Nonlinear Optimization (2) - Gaussian-Newton Method, Levernberg-Marquardt Method

Xiang Gao, Tao Zhang 저자의 'Introduction to Visual SLAM from Theory to Practice' 책을 통해 SLAM에 대해 공부한 내용을 기록하고자 한다.

책의 내용은 주로 'SLAM의 기초 이론', 'system architecture', 'mainstream module'을 다룬다.

포스팅에는 기초 이론만 다룰 것이며, 실습을 해보고 싶다면 다음 github를 참조하자.

GitHub - gaoxiang12/slambook2: edition 2 of the slambook

edition 2 of the slambook.
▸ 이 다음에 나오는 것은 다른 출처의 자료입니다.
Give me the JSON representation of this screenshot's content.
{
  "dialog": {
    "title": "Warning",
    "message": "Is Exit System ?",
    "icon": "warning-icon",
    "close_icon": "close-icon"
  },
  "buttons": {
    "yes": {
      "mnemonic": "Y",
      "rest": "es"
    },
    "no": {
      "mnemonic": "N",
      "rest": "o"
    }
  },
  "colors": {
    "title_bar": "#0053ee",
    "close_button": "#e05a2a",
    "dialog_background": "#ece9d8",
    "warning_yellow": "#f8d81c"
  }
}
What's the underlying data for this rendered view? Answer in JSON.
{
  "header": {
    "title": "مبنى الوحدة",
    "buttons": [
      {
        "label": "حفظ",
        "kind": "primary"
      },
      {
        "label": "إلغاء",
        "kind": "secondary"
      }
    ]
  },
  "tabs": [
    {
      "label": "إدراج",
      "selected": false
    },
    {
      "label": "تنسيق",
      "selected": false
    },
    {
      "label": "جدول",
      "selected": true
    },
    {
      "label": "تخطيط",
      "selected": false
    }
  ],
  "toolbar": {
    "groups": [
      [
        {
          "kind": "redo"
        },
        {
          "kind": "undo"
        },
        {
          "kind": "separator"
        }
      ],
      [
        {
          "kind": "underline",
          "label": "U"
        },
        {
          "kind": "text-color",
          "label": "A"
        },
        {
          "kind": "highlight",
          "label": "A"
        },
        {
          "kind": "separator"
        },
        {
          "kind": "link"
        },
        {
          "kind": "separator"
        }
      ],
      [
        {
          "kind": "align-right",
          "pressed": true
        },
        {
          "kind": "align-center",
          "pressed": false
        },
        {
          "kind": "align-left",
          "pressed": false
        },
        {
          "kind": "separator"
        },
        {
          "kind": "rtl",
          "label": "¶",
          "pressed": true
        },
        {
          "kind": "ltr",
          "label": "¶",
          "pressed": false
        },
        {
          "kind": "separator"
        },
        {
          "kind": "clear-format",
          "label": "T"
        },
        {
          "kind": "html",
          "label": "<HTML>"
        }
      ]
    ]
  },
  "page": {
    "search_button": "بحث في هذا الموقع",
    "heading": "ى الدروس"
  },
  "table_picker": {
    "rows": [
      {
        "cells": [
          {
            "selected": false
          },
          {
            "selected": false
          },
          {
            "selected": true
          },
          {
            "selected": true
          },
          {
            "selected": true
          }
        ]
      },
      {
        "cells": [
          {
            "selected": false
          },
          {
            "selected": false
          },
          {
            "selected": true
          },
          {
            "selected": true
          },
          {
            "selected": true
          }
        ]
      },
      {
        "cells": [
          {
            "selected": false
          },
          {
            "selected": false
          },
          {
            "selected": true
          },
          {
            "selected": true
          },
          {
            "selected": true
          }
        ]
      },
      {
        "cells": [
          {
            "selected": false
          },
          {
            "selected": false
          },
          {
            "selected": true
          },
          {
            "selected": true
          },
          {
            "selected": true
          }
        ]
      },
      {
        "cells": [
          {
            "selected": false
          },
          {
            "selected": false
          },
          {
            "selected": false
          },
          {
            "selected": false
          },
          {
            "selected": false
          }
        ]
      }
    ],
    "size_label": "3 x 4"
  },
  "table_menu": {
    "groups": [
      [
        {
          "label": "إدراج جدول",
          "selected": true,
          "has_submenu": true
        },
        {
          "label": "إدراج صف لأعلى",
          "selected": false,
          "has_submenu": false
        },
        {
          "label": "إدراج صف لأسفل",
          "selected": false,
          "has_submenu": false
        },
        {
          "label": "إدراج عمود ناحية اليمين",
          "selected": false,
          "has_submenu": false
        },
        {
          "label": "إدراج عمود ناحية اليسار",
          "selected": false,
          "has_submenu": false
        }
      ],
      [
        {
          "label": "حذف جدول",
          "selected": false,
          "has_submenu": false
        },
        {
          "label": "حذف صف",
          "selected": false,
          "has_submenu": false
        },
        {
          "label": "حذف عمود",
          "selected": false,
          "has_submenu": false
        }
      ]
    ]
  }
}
Contribute to gaoxiang12/slambook2 development by creating an account on GitHub.

github.com

이전 포스팅에서 State estimation(MAP, MLE problem)을 어떻게 least-square problem으로 바꿀 수 있는지 알아보았다. 그 내용은 다음 링크를 참조하자.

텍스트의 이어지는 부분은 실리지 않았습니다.